In other respects processing is similar to @PythonStaticMethod
,
and the resulting object is called like any other PyJavaFunction
.
The use of an annotation within the exposer framework,
rather than making __new__
a special method recognised by name,
allows for a wide range of signatures.
We even have the possibility of a fast call in supported cases.
Here is a typical __new__
in Java,
that for the type int
:
public class PyLong // ...
@PythonNewMethod
@DocString("...")
private static Object __new__(PyType cls,
@Default("None") @PositionalOnly Object x,
@Default("None") Object base) throws Throwable {
Object v = intImpl(x, base);
if (cls == TYPE)
return v;
else
return new PyLong.Derived(cls, PyLong.asBigInteger(v));
}
The call intImpl(x, base)
returns a Python int
,
typically a Java Integer
,
while PyLong.Derived
is a sub-class of PyLong
reporting the requested Python type cls
.
Note that if cls
is not a Python sub-type of int
we shall be returned an object that behaves as a sub-type of int
,
but will present to Python as whatever the caller selects in cls
.
We will shortly put a stop to this unacceptable licence.
A MethodHandle
for __new__
¶
When the exposer processes PyLong.__new__
above,
it first forms a MethodHandle
for it that has type (T,O,O)O
.
(Here O
is a shorthand for Object.class
and T
for PyType.class
.)
It also creates an ArgParser
involving the Java names of the parameters.
We are going to embed all this in a PyJavaFunction
,
to be invoked by its __call__
method.
The handle in a PyJavaFunction
must have a signature based
entirely on O
:
a fixed arity signature like (O,O,O)O
or exactly (O[])O
.
It may then be called with values declared in our Java code as Object
,
and it may safely return an object of any Java class.
To achieve this in a Python static method,
we add to each argument that needs it a conversion from Java Object
to the type declared in the Java method definition.

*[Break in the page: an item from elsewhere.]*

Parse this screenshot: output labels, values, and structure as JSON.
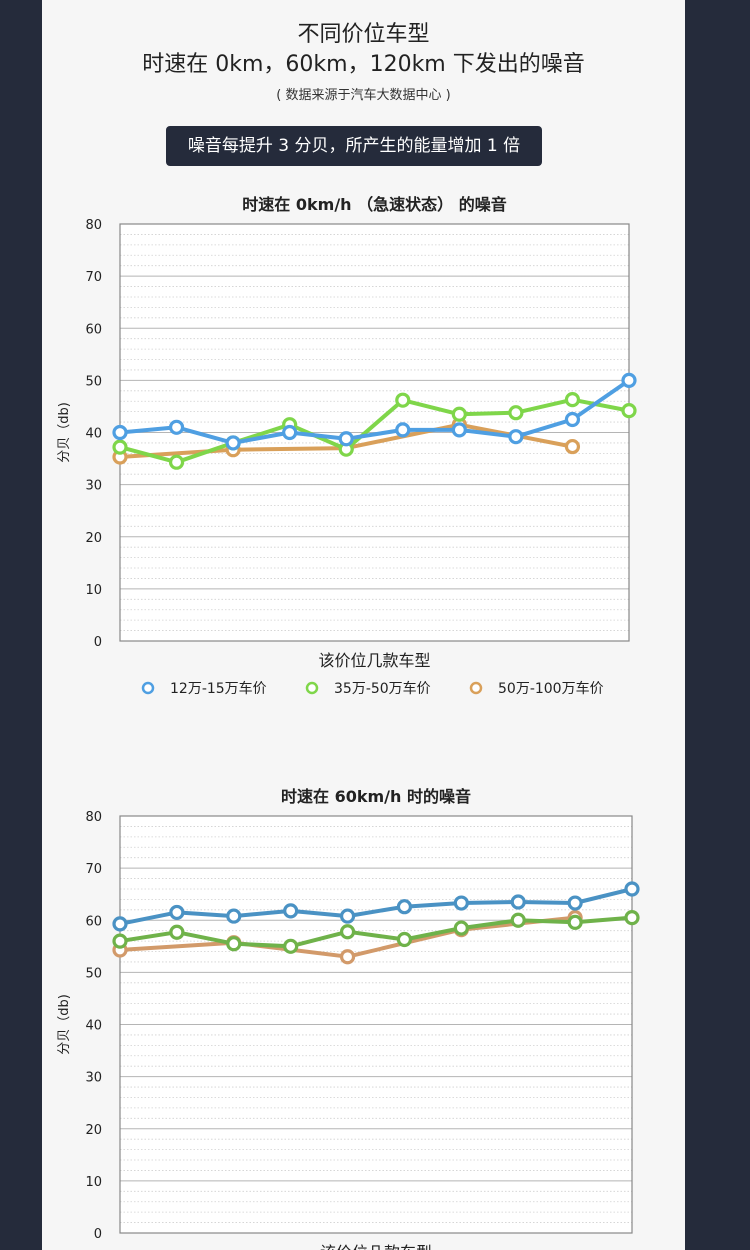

These conversions, when they fail, should raise a Python TypeError
rather than throw a Java ClassCastException
.
We have handles that convert to supported argument types with
Python semantics and errors.
The first parameter in a __new__
method,
conventionally called cls
,
must be declared PyType
.
We add conversions where needed to all the subsequent arguments
(those in PyLong.__new__
are already O
),
but it is not enough in a handle for __new__
simply to apply a checked cast raising TypeError
.
We must also ensure cls
is a Python sub-type of int
,
or we shall have objects that break the invariant that
x instanceof J
in Java implies isinstance(x, P)
in Python,
where J
is an implementation of P
.
For this we take a method handle on
the following instance method in PyType
:
public class PyType extends Operations implements DictPyObject {
//...
PyType validatedNewArgument(Object arg0) throws TypeError {
if (arg0 == this) {
// Quick success in the frequent case
return this;
} else if (!(arg0 instanceof PyType)) {
// arg0 wasn't even a type
throw new TypeError(
"%s.__new__(X): X must be a type object not %s",
this.getName(), PyType.of(arg0).getName());
} else {
PyType cls = (PyType)arg0;
if (!cls.isSubTypeOf(this)) {
String name = getName(), clsName = cls.getName();
throw new TypeError(
"%s.__new__(%s): %s is not a subtype of %s", //
name, clsName, clsName, name);
} else {
return cls;
}
}
}
As a MethodHandle
, validatedNewArgument
has type (T,O)T
,
but when bound to the PyType
of the defining class,
the result has type (O)T
.
This is a cast to PyType
that contains the extra logic we need
to ensure the initial consistency of the created object with its Java type.
If the object allows assignment to its __class__
attribute,
it must then defend the same same invariant in its setter,
but that’s an issue for elsewhere.